The example I’m creating concerns coding categorical variables with dummy coding and how that can create problems when setting priors. To keep things concrete, I will walk through a reproducible example. Below I create a variable ‘x’ that has two levels: 0 and 1. We then create y
as a continuous variable from a normal distribution where the mean is conditional on the level of x.
# Simulating data
x <- rep(c(0, 1), times = 50)
y <- rnorm(100, 10+(x*2), 1)
# Creating dataframe and changing x to factor
df <- data.frame(x, y)
df$x <- as.factor(df$x)
As the level ‘0’ will be represented by the Intercept, and the estimated effect of ‘1’ will be the difference from the Intercept, I would always expect any set of priors to have greater uncertainty regarding the average of y when x=1, because by definition it has the uncertainty of the prior on the Intercept and the uncertainty of the difference between them. I checked that was the case with a simple simulation below:
# Running a simple prior simulation
x0 <- rnorm(1e6, mean = 8, sd = 3)
x1 <- rnorm(1e6, mean = 8, sd = 3) + rnorm(1e6, mean = 0, sd = 2)

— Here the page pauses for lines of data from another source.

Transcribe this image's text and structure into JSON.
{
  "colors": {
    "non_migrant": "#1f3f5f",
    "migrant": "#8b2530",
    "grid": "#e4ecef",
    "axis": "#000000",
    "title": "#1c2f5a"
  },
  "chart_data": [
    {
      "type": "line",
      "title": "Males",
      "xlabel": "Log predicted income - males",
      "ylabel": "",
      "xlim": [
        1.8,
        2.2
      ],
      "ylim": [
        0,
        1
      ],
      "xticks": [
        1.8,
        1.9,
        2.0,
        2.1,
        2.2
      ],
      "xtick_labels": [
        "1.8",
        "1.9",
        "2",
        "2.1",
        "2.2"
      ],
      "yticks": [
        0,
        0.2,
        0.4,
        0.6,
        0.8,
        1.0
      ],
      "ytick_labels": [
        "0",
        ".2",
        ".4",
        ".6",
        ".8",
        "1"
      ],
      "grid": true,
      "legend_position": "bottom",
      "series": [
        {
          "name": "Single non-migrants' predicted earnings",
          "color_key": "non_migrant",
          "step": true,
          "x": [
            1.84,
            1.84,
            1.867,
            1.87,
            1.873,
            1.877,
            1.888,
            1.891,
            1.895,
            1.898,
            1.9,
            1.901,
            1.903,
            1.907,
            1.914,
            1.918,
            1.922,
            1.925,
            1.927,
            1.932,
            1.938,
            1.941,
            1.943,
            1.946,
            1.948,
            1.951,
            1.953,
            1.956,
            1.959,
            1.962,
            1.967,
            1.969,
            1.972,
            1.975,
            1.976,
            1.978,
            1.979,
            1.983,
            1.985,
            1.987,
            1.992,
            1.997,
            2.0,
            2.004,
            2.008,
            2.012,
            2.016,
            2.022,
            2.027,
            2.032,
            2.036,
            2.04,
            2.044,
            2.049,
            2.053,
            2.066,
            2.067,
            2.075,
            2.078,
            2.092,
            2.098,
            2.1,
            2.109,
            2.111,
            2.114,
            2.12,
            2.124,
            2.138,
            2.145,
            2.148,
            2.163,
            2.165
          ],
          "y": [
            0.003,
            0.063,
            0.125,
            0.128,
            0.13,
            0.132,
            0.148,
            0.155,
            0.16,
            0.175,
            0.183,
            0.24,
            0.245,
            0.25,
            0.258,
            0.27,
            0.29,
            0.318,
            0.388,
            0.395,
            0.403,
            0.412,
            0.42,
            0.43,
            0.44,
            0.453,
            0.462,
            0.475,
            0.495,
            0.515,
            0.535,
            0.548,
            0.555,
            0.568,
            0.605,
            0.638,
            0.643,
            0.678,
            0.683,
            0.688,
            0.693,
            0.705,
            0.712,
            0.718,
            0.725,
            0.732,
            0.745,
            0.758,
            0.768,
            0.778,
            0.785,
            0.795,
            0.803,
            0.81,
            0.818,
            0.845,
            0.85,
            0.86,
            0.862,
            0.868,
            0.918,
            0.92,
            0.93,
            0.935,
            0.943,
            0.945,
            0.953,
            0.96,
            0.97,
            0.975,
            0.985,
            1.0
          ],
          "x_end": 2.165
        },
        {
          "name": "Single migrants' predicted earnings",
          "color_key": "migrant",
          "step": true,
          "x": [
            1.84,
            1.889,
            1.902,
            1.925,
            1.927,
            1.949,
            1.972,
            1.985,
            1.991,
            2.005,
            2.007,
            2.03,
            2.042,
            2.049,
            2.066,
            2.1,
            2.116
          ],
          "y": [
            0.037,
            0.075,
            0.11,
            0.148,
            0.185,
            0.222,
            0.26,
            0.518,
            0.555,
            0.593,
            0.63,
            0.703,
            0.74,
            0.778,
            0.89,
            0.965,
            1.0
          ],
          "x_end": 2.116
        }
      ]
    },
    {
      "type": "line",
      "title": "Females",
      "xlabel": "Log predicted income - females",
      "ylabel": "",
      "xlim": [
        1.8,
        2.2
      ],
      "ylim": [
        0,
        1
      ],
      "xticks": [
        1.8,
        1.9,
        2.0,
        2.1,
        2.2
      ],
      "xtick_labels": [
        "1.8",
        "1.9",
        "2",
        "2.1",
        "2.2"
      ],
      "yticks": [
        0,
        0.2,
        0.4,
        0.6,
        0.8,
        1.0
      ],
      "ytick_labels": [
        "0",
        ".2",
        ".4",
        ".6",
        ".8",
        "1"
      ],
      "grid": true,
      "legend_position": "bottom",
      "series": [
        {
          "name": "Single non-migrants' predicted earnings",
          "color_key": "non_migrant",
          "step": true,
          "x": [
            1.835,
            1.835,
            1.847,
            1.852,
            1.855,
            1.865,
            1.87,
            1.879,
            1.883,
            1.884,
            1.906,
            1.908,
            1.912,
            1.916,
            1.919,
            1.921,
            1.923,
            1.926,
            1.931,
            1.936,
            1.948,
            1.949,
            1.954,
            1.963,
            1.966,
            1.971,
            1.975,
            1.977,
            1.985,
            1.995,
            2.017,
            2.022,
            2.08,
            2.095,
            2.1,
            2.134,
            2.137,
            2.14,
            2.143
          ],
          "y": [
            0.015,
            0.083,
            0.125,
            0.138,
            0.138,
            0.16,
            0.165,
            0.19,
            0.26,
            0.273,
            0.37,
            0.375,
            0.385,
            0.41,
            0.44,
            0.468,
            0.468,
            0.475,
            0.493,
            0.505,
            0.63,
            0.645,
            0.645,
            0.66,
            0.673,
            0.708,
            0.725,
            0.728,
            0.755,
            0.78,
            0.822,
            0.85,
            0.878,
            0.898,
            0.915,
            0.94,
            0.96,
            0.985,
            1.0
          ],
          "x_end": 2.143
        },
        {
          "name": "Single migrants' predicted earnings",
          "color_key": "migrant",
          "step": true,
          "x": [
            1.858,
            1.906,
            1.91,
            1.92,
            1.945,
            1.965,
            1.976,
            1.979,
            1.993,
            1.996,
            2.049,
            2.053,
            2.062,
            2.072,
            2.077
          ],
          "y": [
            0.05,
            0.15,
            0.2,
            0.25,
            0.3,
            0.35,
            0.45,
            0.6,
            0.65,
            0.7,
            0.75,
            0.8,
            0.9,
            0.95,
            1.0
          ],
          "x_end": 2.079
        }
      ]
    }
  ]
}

# Means are equal as expected
mean(x0) # 7.998458
mean(x1) # 7.995305
# SD of x1 is more uncertain, as expected
sd(x0) # 2.999817
sd(x1) # 3.605881
However, when I run a prior check using the brm()
function, I don’t see that the uncertainty regarding the averages is different. I run the prior check using the code below.
prior_check <- brm(y ~ x,
data = df,
prior = c(
prior(normal(8,3), class = "Intercept"),
prior(normal(0,2), class = "b"),
prior(normal(0,3), class = "sigma")),
sample_prior = "only")
First I visualized the means using the following code, which produced the plot below it.
The uncertainty regarding the means looks about the same, which I didn’t understand, so I looked at the draws myself, which led to the same result:
# Getting a dataframe of draws
prior_df <- as_draws_df(prior_check)
# Getting the means - similar as expected
mean(prior_df$b_Intercept) # 7.97645
mean(prior_df$b_Intercept+prior_df$b_x1) # 8.072909
# Getting the sds, similar contrary to expectations
sd(prior_df$b_Intercept) # 3.175866
sd(prior_df$b_Intercept+prior_df$b_x1) # 3.11842
All of the materials I’ve read, as well as many posts on this website and others, refer to this problem of setting priors on dummy variables that I don’t seem to be encountering in brms. Any insight into why this is happening in brms and/or what I do not understand about setting priors would be awesome!